Generation of Expression Clone Set for Functional Proteomics of Human Gastric and Liver Cancers

Two thousand sixty-eight multi-purpose expression clones for the 326 candidate genes related to gastric or liver cancers were constructed using the Gateway system. These clones can be expressed as His, Glutathione-S-transferase (GST) or Enhanced version of the green fluorescent protein (EGFP) fusion proteins in E. coli, insect cells or mammalian cells. For the 246 E. coli expression clones, the GST fusion proteins had greater expression efficiency and solubility than the His fusion proteins. Approximately 20% of the expressed proteins had unexpected molecular weights. A detailed sequence analysis of these clones revealed frameshift mutations resulting from insertion, deletion or substitution of nucleotides. The results indicate that these changes in the candidate genes may affect the occurrence of gastric or liver cancers. In addition, when 105 proteins, which were expressed in E. coli at very low or undetectable levels, were expressed in insect cells, 76% of the proteins were expressed very well and most were soluble. We also found that most of the 30 proteins prepared using EGFP mammalian expression clones were localized to cellular compartments expected by Gene ontology (GO) and this localization was unaffected if the EGFP-fusion was at the N-terminal or C-terminal region of the protein.
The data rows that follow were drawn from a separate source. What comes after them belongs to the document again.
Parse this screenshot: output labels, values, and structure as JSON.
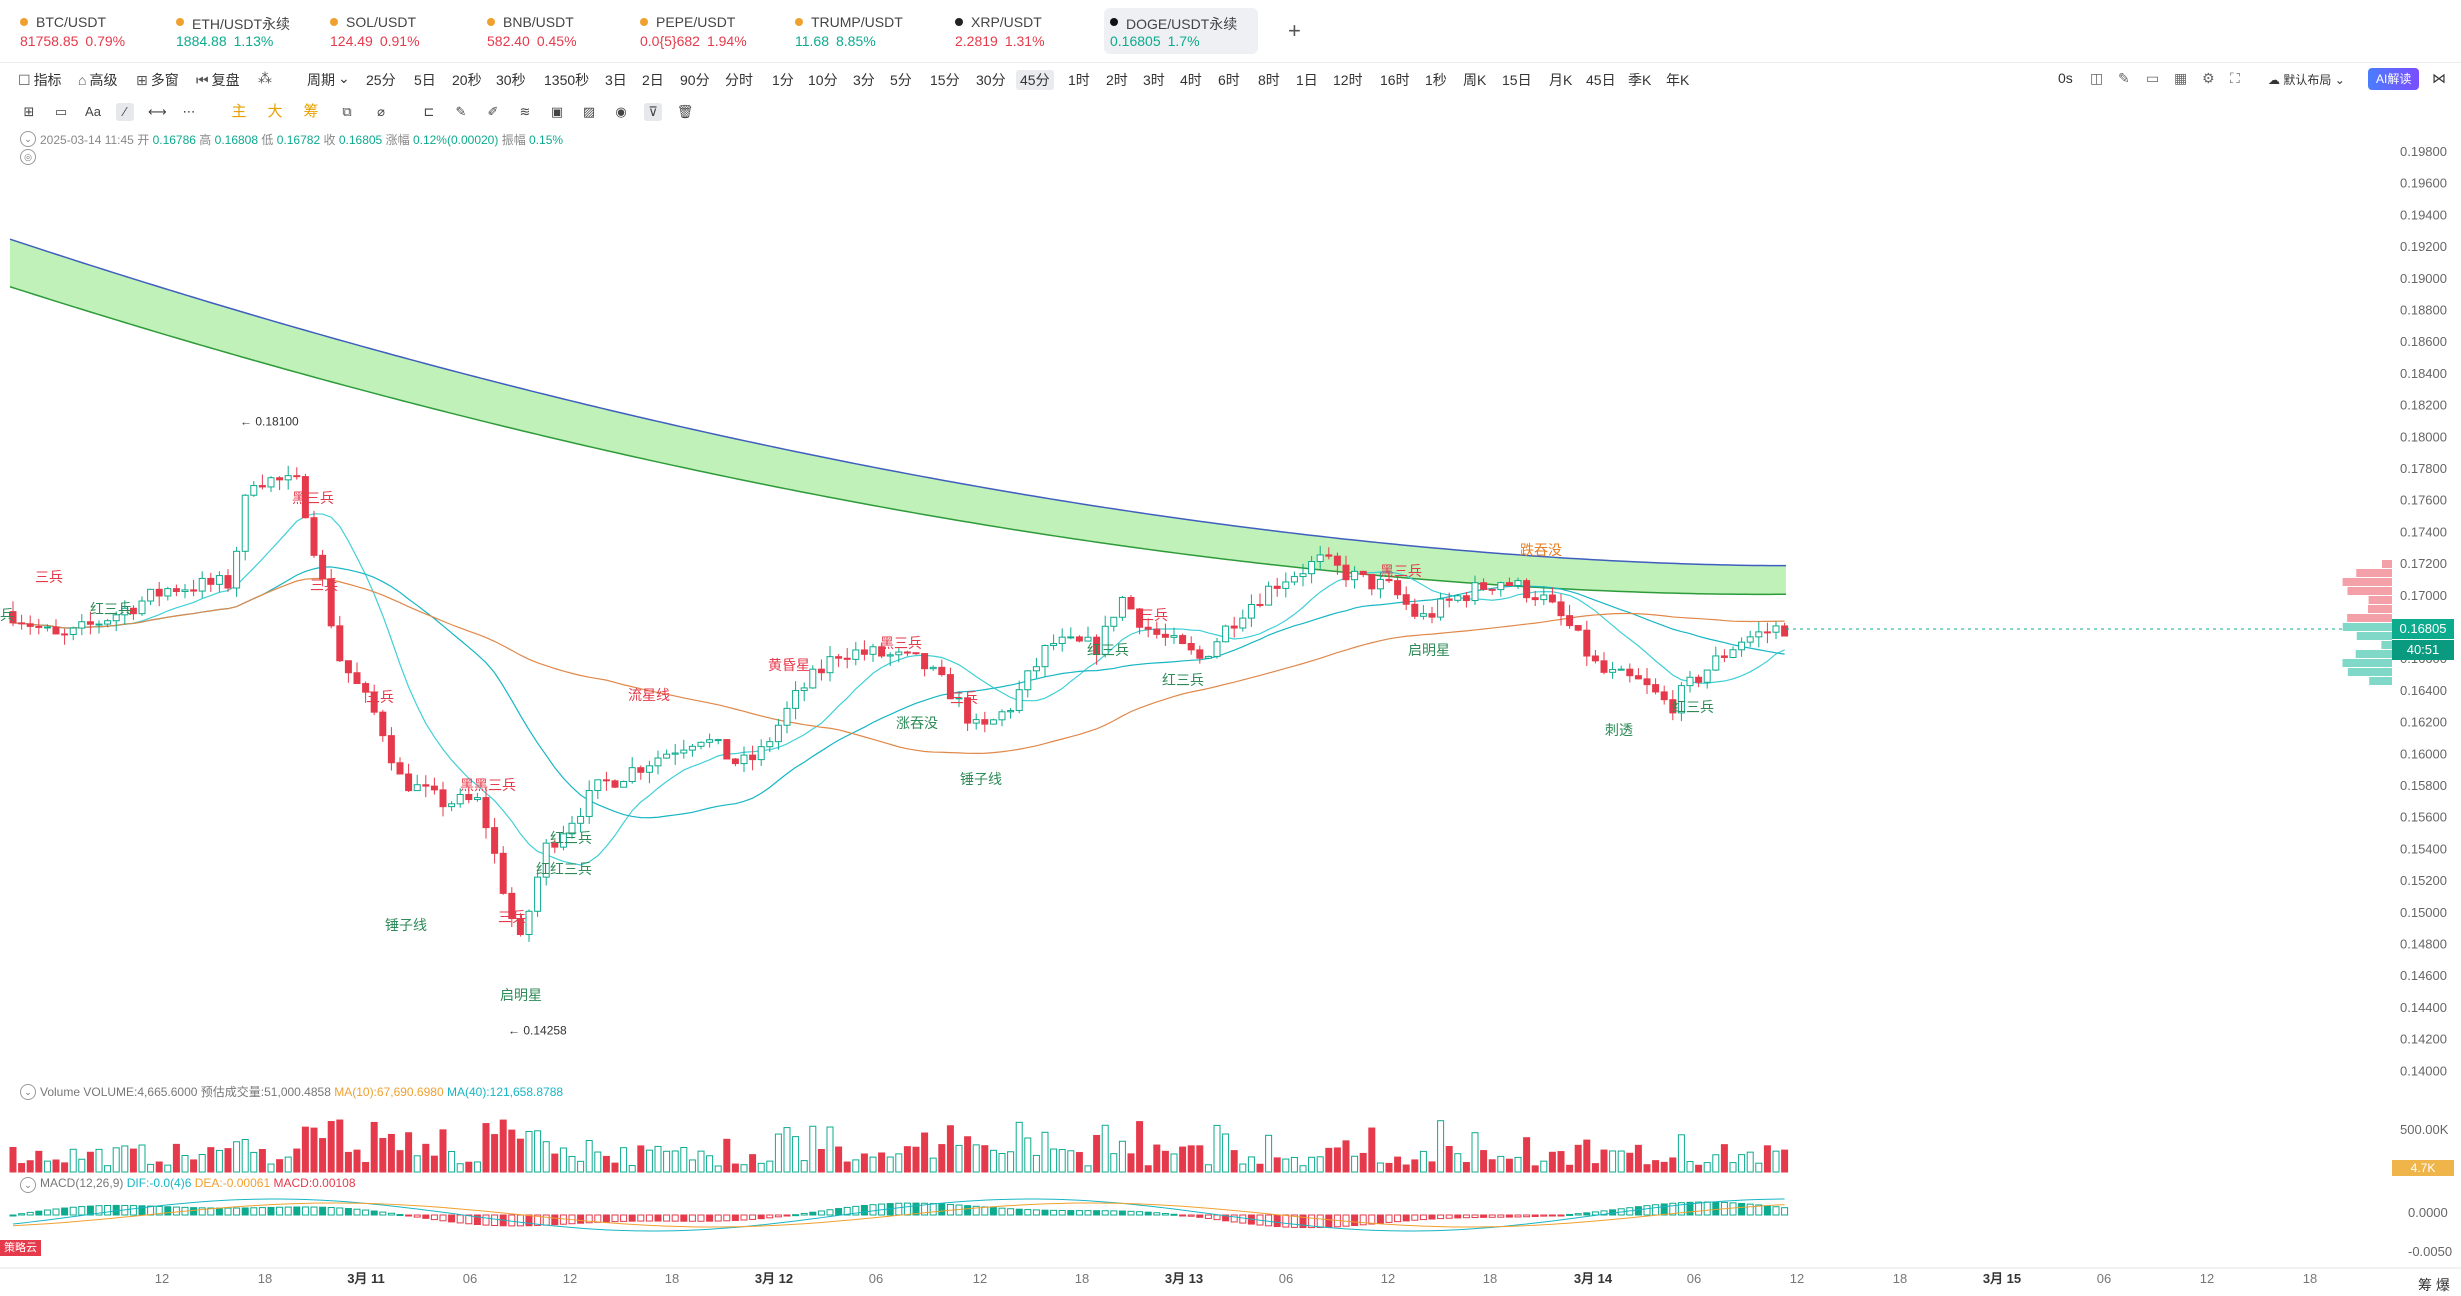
{
  "tickers": [
    {
      "symbol": "BTC/USDT",
      "price": "81758.85",
      "change": "0.79%",
      "dir": "down",
      "dot": "#f0a030"
    },
    {
      "symbol": "ETH/USDT永续",
      "price": "1884.88",
      "change": "1.13%",
      "dir": "up",
      "dot": "#f0a030"
    },
    {
      "symbol": "SOL/USDT",
      "price": "124.49",
      "change": "0.91%",
      "dir": "down",
      "dot": "#f0a030"
    },
    {
      "symbol": "BNB/USDT",
      "price": "582.40",
      "change": "0.45%",
      "dir": "down",
      "dot": "#f0a030"
    },
    {
      "symbol": "PEPE/USDT",
      "price": "0.0{5}682",
      "change": "1.94%",
      "dir": "down",
      "dot": "#f0a030"
    },
    {
      "symbol": "TRUMP/USDT",
      "price": "11.68",
      "change": "8.85%",
      "dir": "up",
      "dot": "#f0a030"
    },
    {
      "symbol": "XRP/USDT",
      "price": "2.2819",
      "change": "1.31%",
      "dir": "down",
      "dot": "#222222"
    },
    {
      "symbol": "DOGE/USDT永续",
      "price": "0.16805",
      "change": "1.7%",
      "dir": "up",
      "dot": "#111111",
      "active": true
    }
  ],
  "add_tab": "+",
  "toolbar_left": [
    "指标",
    "高级",
    "多窗",
    "复盘",
    "",
    "周期"
  ],
  "intervals": [
    "25分",
    "5日",
    "20秒",
    "30秒",
    "1350秒",
    "3日",
    "2日",
    "90分",
    "分时",
    "1分",
    "10分",
    "3分",
    "5分",
    "15分",
    "30分",
    "45分",
    "1时",
    "2时",
    "3时",
    "4时",
    "6时",
    "8时",
    "1日",
    "12时",
    "16时",
    "1秒",
    "周K",
    "15日",
    "月K",
    "45日",
    "季K",
    "年K"
  ],
  "selected_interval": "45分",
  "toolbar_right": {
    "countdown": "0s",
    "layout": "默认布局",
    "ai": "AI解读"
  },
  "indicator_tabs": [
    "主",
    "大",
    "筹"
  ],
  "ohlc": {
    "date": "2025-03-14 11:45",
    "open_label": "开",
    "open": "0.16786",
    "high_label": "高",
    "high": "0.16808",
    "low_label": "低",
    "low": "0.16782",
    "close_label": "收",
    "close": "0.16805",
    "chg_label": "涨幅",
    "chg": "0.12%(0.00020)",
    "amp_label": "振幅",
    "amp": "0.15%"
  },
  "price_axis": [
    "0.19800",
    "0.19600",
    "0.19400",
    "0.19200",
    "0.19000",
    "0.18800",
    "0.18600",
    "0.18400",
    "0.18200",
    "0.18000",
    "0.17800",
    "0.17600",
    "0.17400",
    "0.17200",
    "0.17000",
    "0.16800",
    "0.16600",
    "0.16400",
    "0.16200",
    "0.16000",
    "0.15800",
    "0.15600",
    "0.15400",
    "0.15200",
    "0.15000",
    "0.14800",
    "0.14600",
    "0.14400",
    "0.14200",
    "0.14000"
  ],
  "current_price": "0.16805",
  "countdown_box": "40:51",
  "extremes": {
    "high": "0.18100",
    "low": "0.14258"
  },
  "patterns": [
    {
      "t": "三兵",
      "c": "#e53a4b"
    },
    {
      "t": "兵",
      "c": "#2e8b57"
    },
    {
      "t": "红三兵",
      "c": "#2e8b57"
    },
    {
      "t": "黑三兵",
      "c": "#e53a4b"
    },
    {
      "t": "三兵",
      "c": "#e53a4b"
    },
    {
      "t": "三兵",
      "c": "#e53a4b"
    },
    {
      "t": "锤子线",
      "c": "#2e8b57"
    },
    {
      "t": "黑黑三兵",
      "c": "#e53a4b"
    },
    {
      "t": "红三兵",
      "c": "#2e8b57"
    },
    {
      "t": "红红三兵",
      "c": "#2e8b57"
    },
    {
      "t": "三兵",
      "c": "#e53a4b"
    },
    {
      "t": "启明星",
      "c": "#2e8b57"
    },
    {
      "t": "流星线",
      "c": "#e53a4b"
    },
    {
      "t": "黄昏星",
      "c": "#e53a4b"
    },
    {
      "t": "黑三兵",
      "c": "#e53a4b"
    },
    {
      "t": "涨吞没",
      "c": "#2e8b57"
    },
    {
      "t": "三兵",
      "c": "#e53a4b"
    },
    {
      "t": "锤子线",
      "c": "#2e8b57"
    },
    {
      "t": "红三兵",
      "c": "#2e8b57"
    },
    {
      "t": "三兵",
      "c": "#e53a4b"
    },
    {
      "t": "红三兵",
      "c": "#2e8b57"
    },
    {
      "t": "黑三兵",
      "c": "#e53a4b"
    },
    {
      "t": "启明星",
      "c": "#2e8b57"
    },
    {
      "t": "跌吞没",
      "c": "#e67e22"
    },
    {
      "t": "刺透",
      "c": "#2e8b57"
    },
    {
      "t": "红三兵",
      "c": "#2e8b57"
    }
  ],
  "volume": {
    "label": "Volume",
    "value": "VOLUME:4,665.6000",
    "est": "预估成交量:51,000.4858",
    "ma10": "MA(10):67,690.6980",
    "ma40": "MA(40):121,658.8788",
    "axis_label": "500.00K",
    "current": "4.7K"
  },
  "macd": {
    "label": "MACD(12,26,9)",
    "dif": "DIF:-0.0(4)6",
    "dea": "DEA:-0.00061",
    "macd": "MACD:0.00108",
    "axis": [
      "0.0000",
      "-0.0050"
    ]
  },
  "red_tag": "策略云",
  "time_axis": [
    {
      "t": "12",
      "bold": false
    },
    {
      "t": "18",
      "bold": false
    },
    {
      "t": "3月 11",
      "bold": true
    },
    {
      "t": "06",
      "bold": false
    },
    {
      "t": "12",
      "bold": false
    },
    {
      "t": "18",
      "bold": false
    },
    {
      "t": "3月 12",
      "bold": true
    },
    {
      "t": "06",
      "bold": false
    },
    {
      "t": "12",
      "bold": false
    },
    {
      "t": "18",
      "bold": false
    },
    {
      "t": "3月 13",
      "bold": true
    },
    {
      "t": "06",
      "bold": false
    },
    {
      "t": "12",
      "bold": false
    },
    {
      "t": "18",
      "bold": false
    },
    {
      "t": "3月 14",
      "bold": true
    },
    {
      "t": "06",
      "bold": false
    },
    {
      "t": "12",
      "bold": false
    },
    {
      "t": "18",
      "bold": false
    },
    {
      "t": "3月 15",
      "bold": true
    },
    {
      "t": "06",
      "bold": false
    },
    {
      "t": "12",
      "bold": false
    },
    {
      "t": "18",
      "bold": false
    }
  ],
  "corner_text": "筹 爆",
  "colors": {
    "up": "#0cab8e",
    "down": "#e53a4b",
    "band": "#b8f0b0"
  }
}
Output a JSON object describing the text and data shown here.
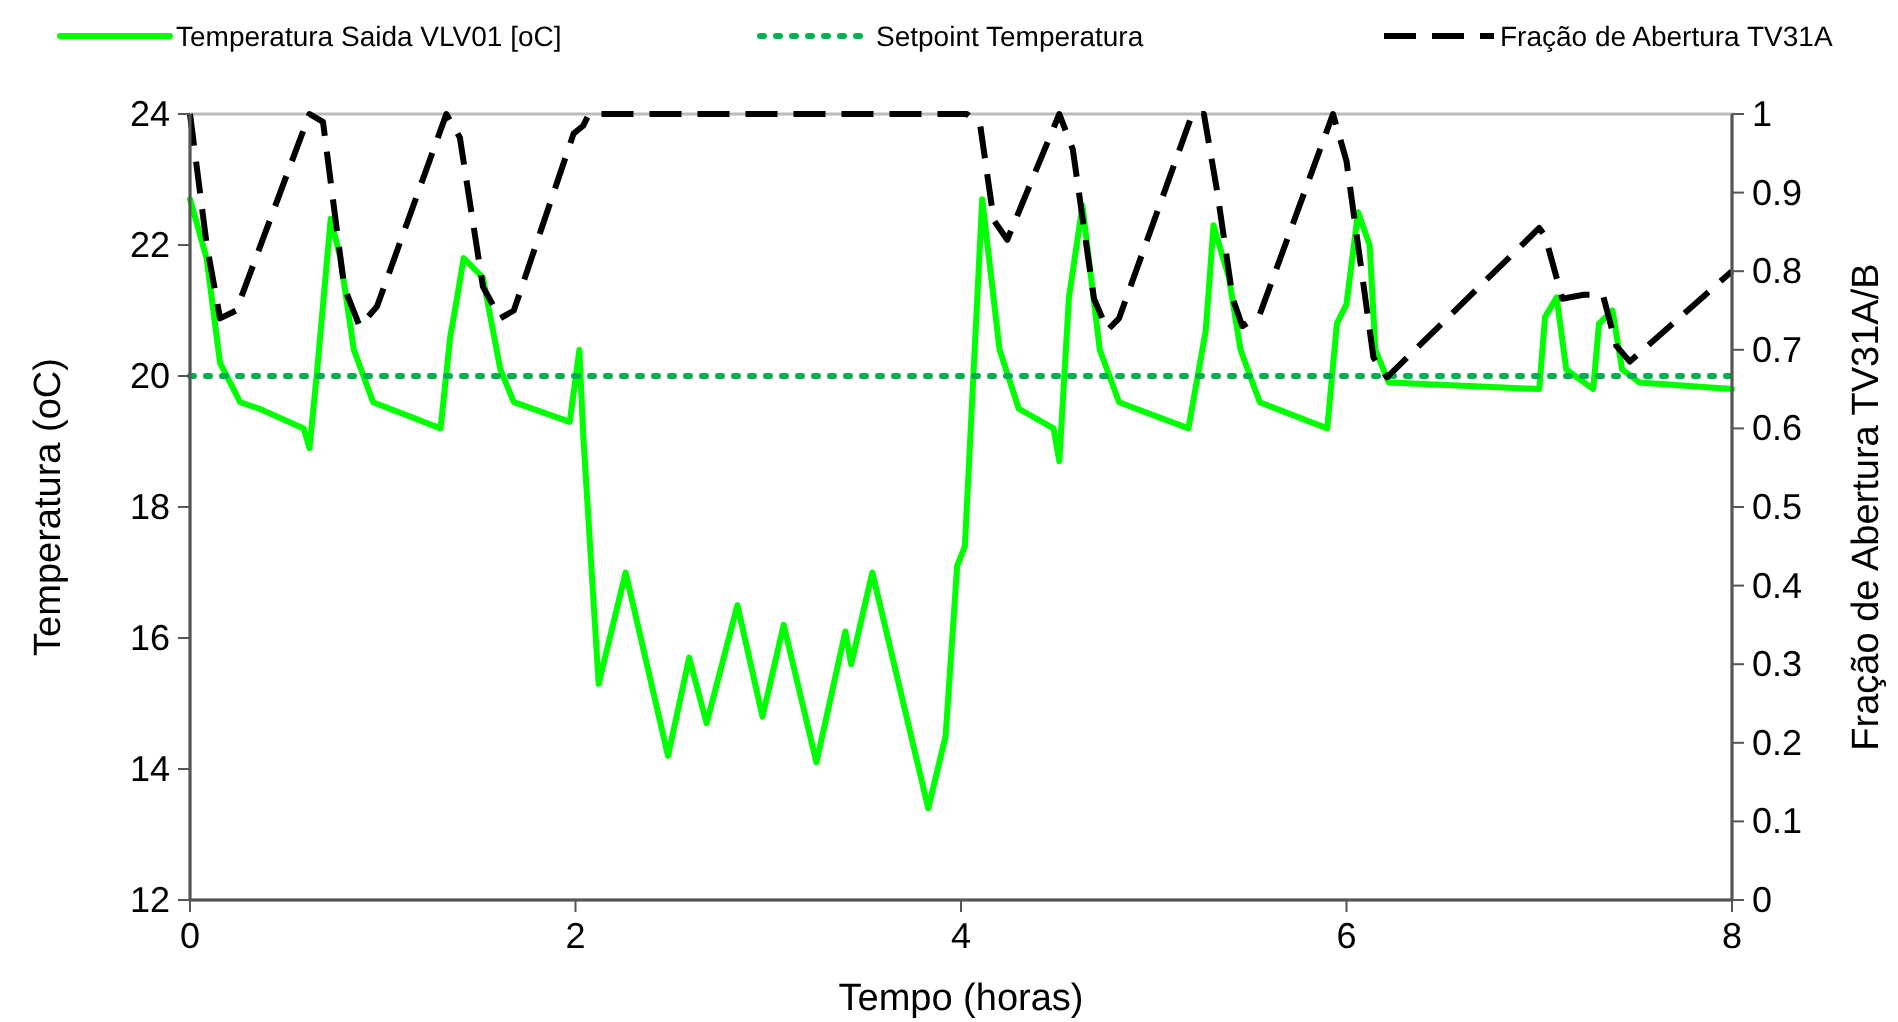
{
  "chart_data": {
    "type": "line",
    "xlabel": "Tempo (horas)",
    "ylabel": "Temperatura (oC)",
    "y2label": "Fração de Abertura TV31A/B",
    "xlim": [
      0,
      8
    ],
    "xticks": [
      0,
      2,
      4,
      6,
      8
    ],
    "ylim": [
      12,
      24
    ],
    "yticks": [
      12,
      14,
      16,
      18,
      20,
      22,
      24
    ],
    "y2lim": [
      0,
      1
    ],
    "y2ticks": [
      0,
      0.1,
      0.2,
      0.3,
      0.4,
      0.5,
      0.6,
      0.7,
      0.8,
      0.9,
      1
    ],
    "grid": false,
    "legend": "top",
    "marker": "none",
    "series": [
      {
        "name": "Temperatura Saida VLV01 [oC]",
        "color": "#00ff00",
        "line_style": "solid",
        "x": [
          0,
          0.086,
          0.156,
          0.26,
          0.36,
          0.59,
          0.62,
          0.66,
          0.73,
          0.78,
          0.85,
          0.95,
          1.3,
          1.35,
          1.38,
          1.42,
          1.52,
          1.61,
          1.68,
          1.97,
          2.02,
          2.04,
          2.12,
          2.26,
          2.48,
          2.59,
          2.68,
          2.84,
          2.97,
          3.08,
          3.25,
          3.4,
          3.43,
          3.54,
          3.83,
          3.92,
          3.98,
          4.02,
          4.11,
          4.2,
          4.3,
          4.48,
          4.51,
          4.56,
          4.63,
          4.72,
          4.82,
          5.18,
          5.27,
          5.31,
          5.39,
          5.45,
          5.55,
          5.9,
          5.95,
          6,
          6.06,
          6.12,
          6.15,
          6.22,
          7,
          7.03,
          7.09,
          7.14,
          7.28,
          7.31,
          7.38,
          7.43,
          7.52,
          8
        ],
        "values": [
          22.7,
          21.8,
          20.2,
          19.6,
          19.5,
          19.2,
          18.9,
          20.1,
          22.4,
          21.8,
          20.4,
          19.6,
          19.2,
          20.6,
          21.1,
          21.8,
          21.5,
          20.1,
          19.6,
          19.3,
          20.4,
          19.1,
          15.3,
          17,
          14.2,
          15.7,
          14.7,
          16.5,
          14.8,
          16.2,
          14.1,
          16.1,
          15.6,
          17,
          13.4,
          14.5,
          17.1,
          17.4,
          22.7,
          20.4,
          19.5,
          19.2,
          18.7,
          21.2,
          22.6,
          20.4,
          19.6,
          19.2,
          20.7,
          22.3,
          21.5,
          20.4,
          19.6,
          19.2,
          20.8,
          21.1,
          22.5,
          22,
          20.4,
          19.9,
          19.8,
          20.9,
          21.2,
          20.1,
          19.8,
          20.8,
          21,
          20.1,
          19.9,
          19.8
        ]
      },
      {
        "name": "Setpoint Temperatura",
        "color": "#00b050",
        "line_style": "dotted",
        "x": [
          0,
          8
        ],
        "values": [
          20,
          20
        ]
      },
      {
        "name": "Fração de Abertura TV31A",
        "color": "#000000",
        "line_style": "dashed",
        "axis": "y2",
        "x": [
          0,
          0.086,
          0.156,
          0.24,
          0.62,
          0.69,
          0.8,
          0.88,
          0.97,
          1.33,
          1.4,
          1.52,
          1.61,
          1.68,
          1.99,
          2.04,
          2.07,
          4.03,
          4.1,
          4.17,
          4.24,
          4.51,
          4.58,
          4.69,
          4.76,
          4.82,
          5.2,
          5.26,
          5.33,
          5.41,
          5.46,
          5.55,
          5.93,
          6,
          6.14,
          6.21,
          7,
          7.03,
          7.12,
          7.23,
          7.33,
          7.4,
          7.47,
          8
        ],
        "values": [
          1,
          0.835,
          0.74,
          0.75,
          1,
          0.99,
          0.78,
          0.73,
          0.755,
          1,
          0.97,
          0.78,
          0.74,
          0.75,
          0.975,
          0.985,
          1,
          1,
          0.985,
          0.865,
          0.84,
          1,
          0.955,
          0.765,
          0.725,
          0.74,
          1,
          1,
          0.9,
          0.765,
          0.73,
          0.745,
          1,
          0.94,
          0.69,
          0.665,
          0.855,
          0.845,
          0.765,
          0.77,
          0.77,
          0.705,
          0.685,
          0.8
        ]
      }
    ]
  }
}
Antibody production and subcellular localization analysis of the candidate genes as well as a screen of genes involved in carcinogenesis pathways are currently in progress using these expression clones. These studies provide a valuable resource for developing a better understanding of the molecular mechanism of carcinogenesis in both gastric and liver cancer and would be very helpful in diagnosis and therapeutic predictions.